Mason used expired doses and stretched them longer than intended. Sometimes, she bought insulin from strangers online, in secretive Facebook groups where people sell or give away spare supplies.
As the Trump administration pledges to bring down America’s high-and-rising drug prices, people like Mason live with the burden of costly medications. Trump officials have proposed ways to increase competition, press middlemen for transparency, and limit patients’ costs in Medicare pharmacy plans.
Even if the plans work, officials say it will take time.
“It took decades to erect this very complex, interwoven system,” said Health and Human Services Secretary Alex Azar, Trump’s top health official, last week. “I don’t want to over-promise that somehow on Monday there’s radical changes. There’s a deep commitment.”
While debates over drug costs often focus on new therapies for cancer or rare diseases, the struggle to afford common medicines including insulin, asthma inhalers and antibiotics gets less attention.
“People are underinsured for access to medications that treat chronic illness,” said Rena Conti, a health economist and associate professor at University of Chicago, meaning they’re paying full price for drugs they must take regularly. Even for generic drugs, manufacturers can have patents on delivery mechanisms, such as the propellant in an inhaler, that limit competition, Conti said. “If there’s no competition, then there’s no pricing pressure.”
Mason’s struggle shows how insufficient coverage affects people with chronic ailments. Even with coupons, she said a one-month supply of the insulin she needs costs about $900 at the pharmacy. The price of the drug tripled between 2002 and 2013.
“This is what diabetics deal with every single day,” she said. The online groups where she traded insulin sometimes included a couple of thousand other diabetics, Mason said.
In April 2011, toward the end of her senior year of high school in Orlando, Mason collapsed and woke up in a hospital bed following a month of weight loss, fatigue, and constant hunger and thirst. She learned she had type 1 diabetes.

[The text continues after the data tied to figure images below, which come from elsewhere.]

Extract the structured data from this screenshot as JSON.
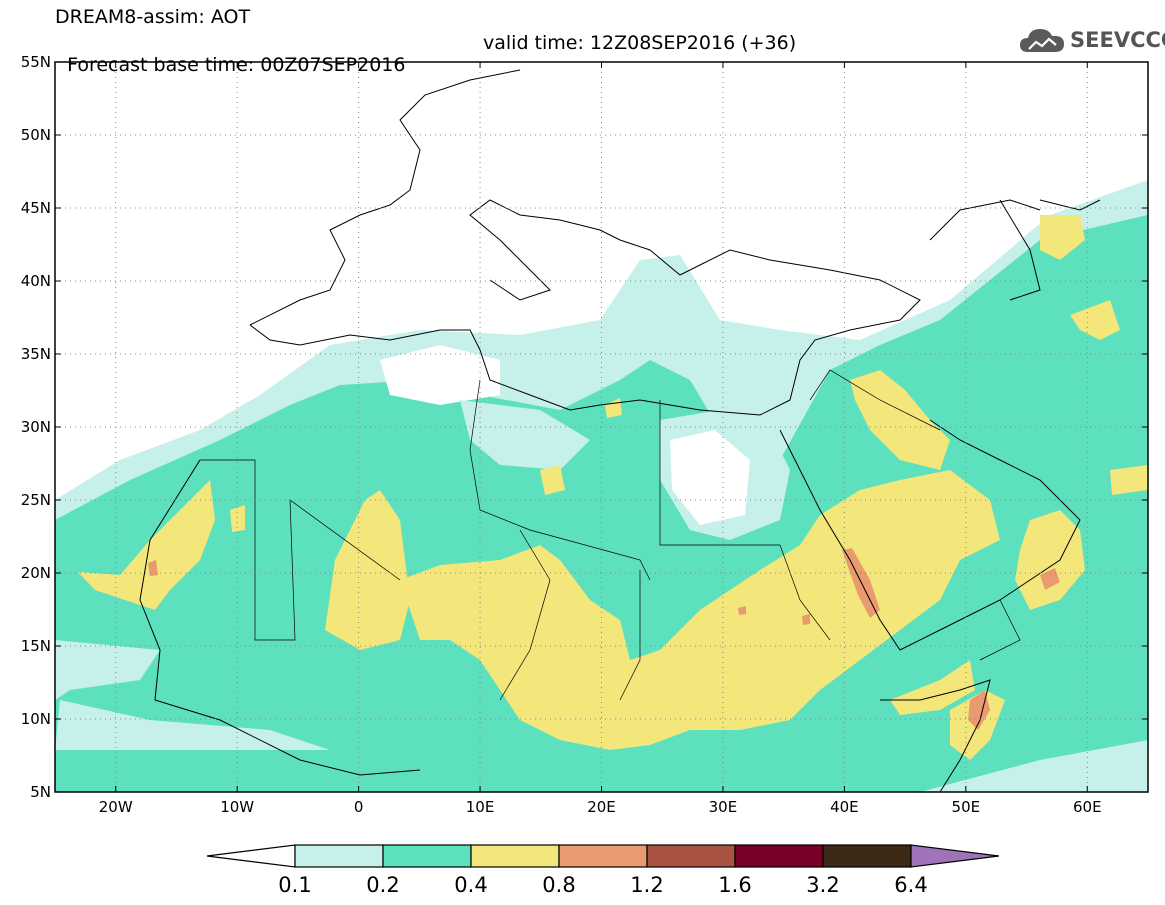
{
  "title": {
    "line1": "DREAM8-assim: AOT",
    "base_time": "Forecast base time: 00Z07SEP2016",
    "valid_time": "valid time: 12Z08SEP2016 (+36)"
  },
  "logo": {
    "text": "SEEVCCC",
    "icon": "cloud-icon",
    "color": "#555555"
  },
  "map": {
    "lon_range": [
      -25,
      65
    ],
    "lat_range": [
      5,
      55
    ],
    "lon_ticks": [
      {
        "value": -20,
        "label": "20W"
      },
      {
        "value": -10,
        "label": "10W"
      },
      {
        "value": 0,
        "label": "0"
      },
      {
        "value": 10,
        "label": "10E"
      },
      {
        "value": 20,
        "label": "20E"
      },
      {
        "value": 30,
        "label": "30E"
      },
      {
        "value": 40,
        "label": "40E"
      },
      {
        "value": 50,
        "label": "50E"
      },
      {
        "value": 60,
        "label": "60E"
      }
    ],
    "lat_ticks": [
      {
        "value": 55,
        "label": "55N"
      },
      {
        "value": 50,
        "label": "50N"
      },
      {
        "value": 45,
        "label": "45N"
      },
      {
        "value": 40,
        "label": "40N"
      },
      {
        "value": 35,
        "label": "35N"
      },
      {
        "value": 30,
        "label": "30N"
      },
      {
        "value": 25,
        "label": "25N"
      },
      {
        "value": 20,
        "label": "20N"
      },
      {
        "value": 15,
        "label": "15N"
      },
      {
        "value": 10,
        "label": "10N"
      },
      {
        "value": 5,
        "label": "5N"
      }
    ],
    "grid": "dotted"
  },
  "colorbar": {
    "labels": [
      "0.1",
      "0.2",
      "0.4",
      "0.8",
      "1.2",
      "1.6",
      "3.2",
      "6.4"
    ],
    "colors": [
      "#ffffff",
      "#c6f0ea",
      "#5ce0bd",
      "#f3e67a",
      "#e99a6e",
      "#a8523f",
      "#7a0028",
      "#3d2a16",
      "#9e73b8"
    ]
  }
}
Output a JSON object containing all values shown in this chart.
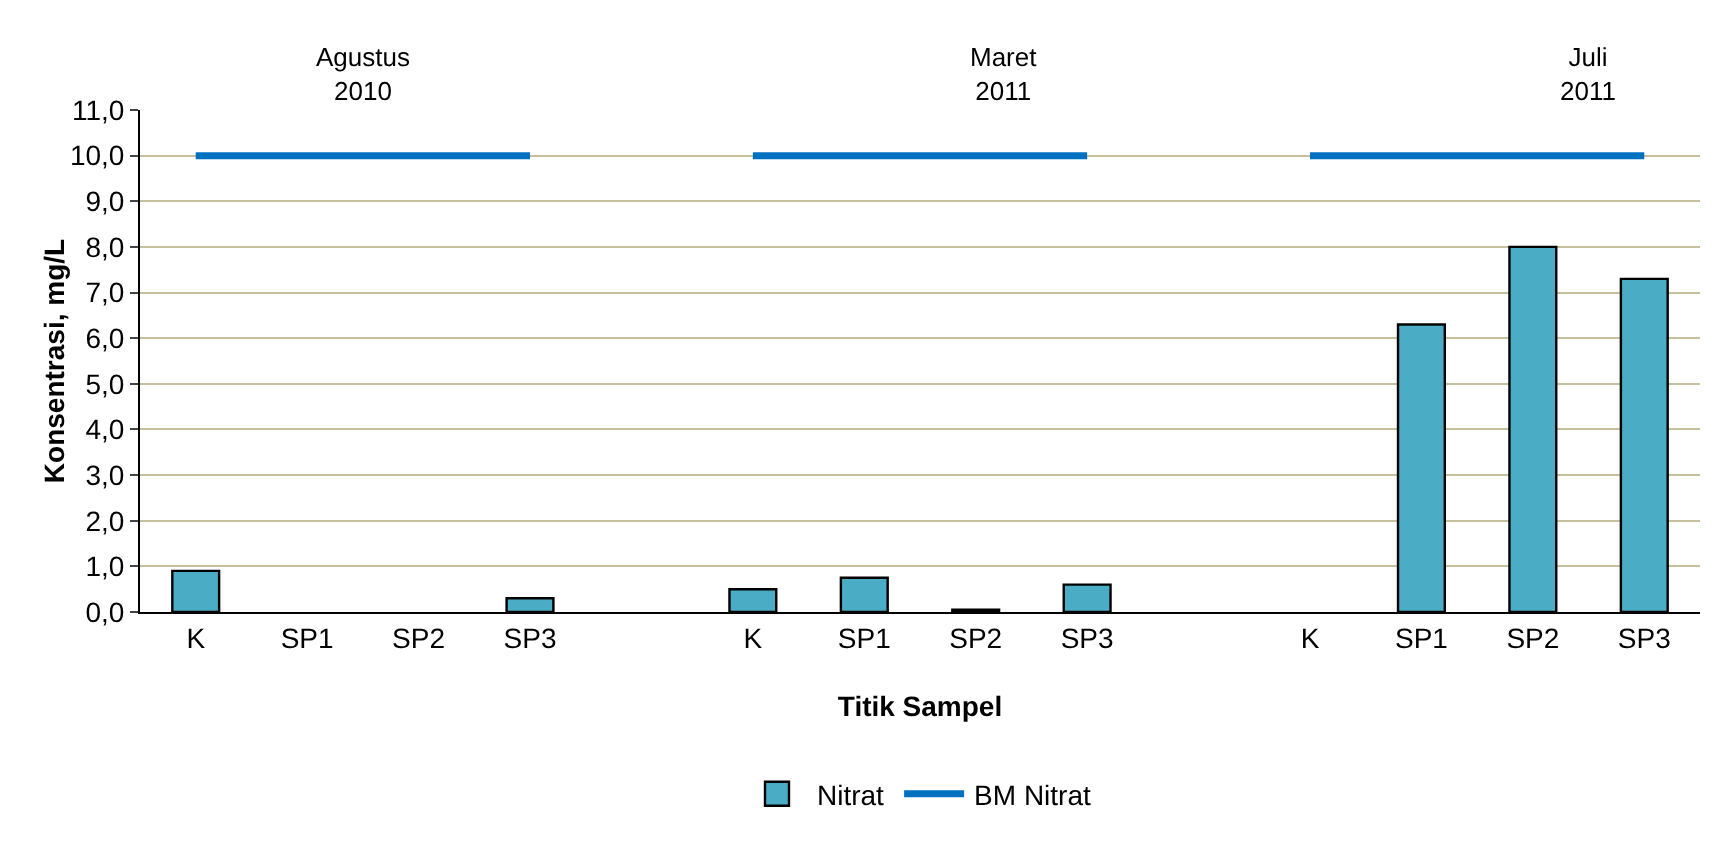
{
  "chart_data": {
    "type": "bar",
    "xlabel": "Titik Sampel",
    "ylabel": "Konsentrasi, mg/L",
    "categories": [
      "K",
      "SP1",
      "SP2",
      "SP3",
      null,
      "K",
      "SP1",
      "SP2",
      "SP3",
      null,
      "K",
      "SP1",
      "SP2",
      "SP3"
    ],
    "series": [
      {
        "name": "Nitrat",
        "color": "#4bacc6",
        "values": [
          0.9,
          0,
          0,
          0.3,
          null,
          0.5,
          0.75,
          0.05,
          0.6,
          null,
          0,
          6.3,
          8.0,
          7.3
        ]
      },
      {
        "name": "BM Nitrat",
        "type": "line",
        "color": "#0070c0",
        "values": [
          10,
          10,
          10,
          10,
          null,
          10,
          10,
          10,
          10,
          null,
          10,
          10,
          10,
          10
        ]
      }
    ],
    "ylim": [
      0,
      11
    ],
    "yticks": [
      {
        "value": 0,
        "label": "0,0"
      },
      {
        "value": 1,
        "label": "1,0"
      },
      {
        "value": 2,
        "label": "2,0"
      },
      {
        "value": 3,
        "label": "3,0"
      },
      {
        "value": 4,
        "label": "4,0"
      },
      {
        "value": 5,
        "label": "5,0"
      },
      {
        "value": 6,
        "label": "6,0"
      },
      {
        "value": 7,
        "label": "7,0"
      },
      {
        "value": 8,
        "label": "8,0"
      },
      {
        "value": 9,
        "label": "9,0"
      },
      {
        "value": 10,
        "label": "10,0"
      },
      {
        "value": 11,
        "label": "11,0"
      }
    ],
    "grid": "y",
    "legend": "bottom",
    "annotations": [
      "Agustus\n2010",
      "Maret\n2011",
      "Juli\n2011"
    ]
  }
}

After five days, Mason was ready to be discharged, but couldn’t go home without medication. Her family had no insurance. Mason told the nurse she’d just pay for it.

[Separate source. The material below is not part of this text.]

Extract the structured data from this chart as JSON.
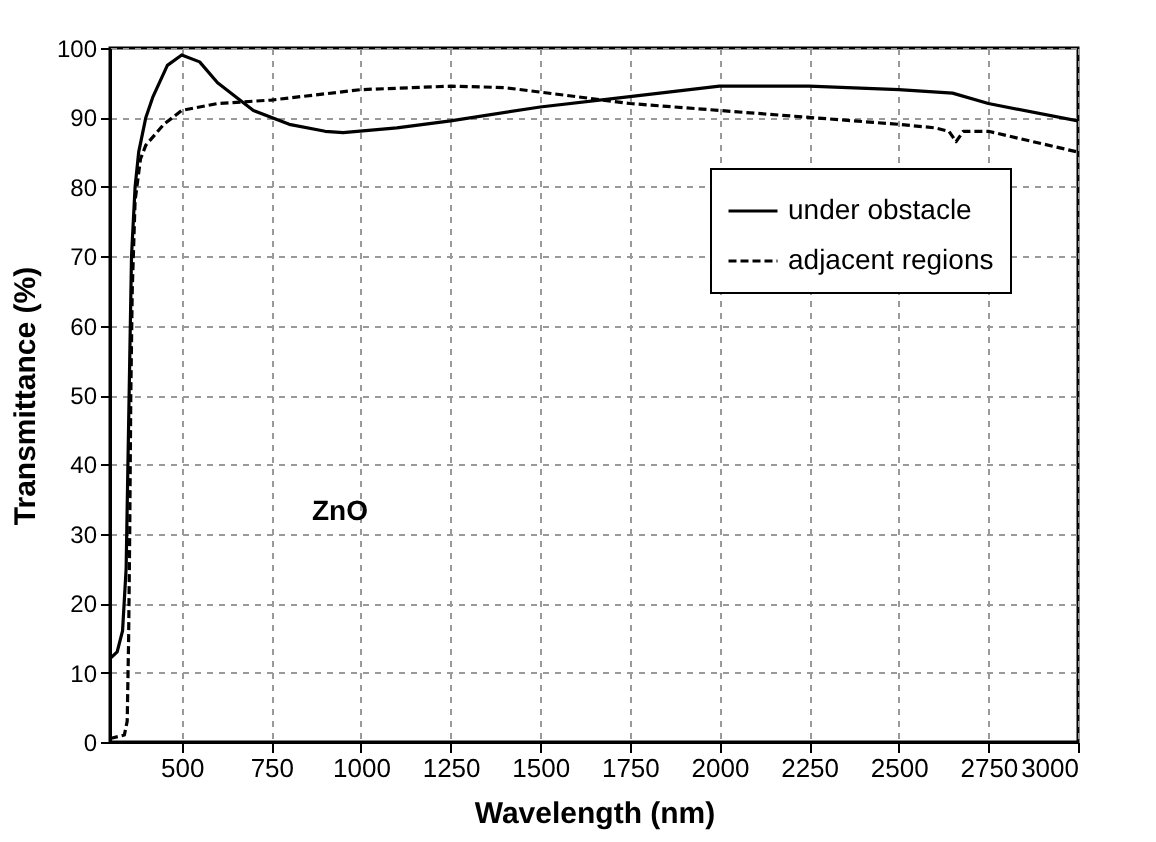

“She looked at me and kind of laughed, and said, ‘I don’t think you realize how expensive it is,’” Mason recalled.
Mason enrolled in Medicaid, which covered her until she turned 21. She stored enough insulin while she was covered to stretch halfway through a three-year graduate program in physical therapy at Mercer University in Atlanta. She stopped seeing her endocrinologist and rationed doses. She began performing at children’s parties as a princess or clown to make money in case she needed medicine.
It was lonely and depressing, she said. Mason learned to manage her own blood sugar but sometimes it got too high or too low. Her professors noticed. Once she had to step out of a cadaver lab and sit in a closet for 15 minutes, shaking.
Now 24, Mason has a job as a physical therapist in Atlanta, but her health plan has a high deductible. She says she didn’t realize it wouldn’t cover her drug costs when she selected it.
“Honestly, I’m still paying as much as I was paying in school without health insurance,” she said.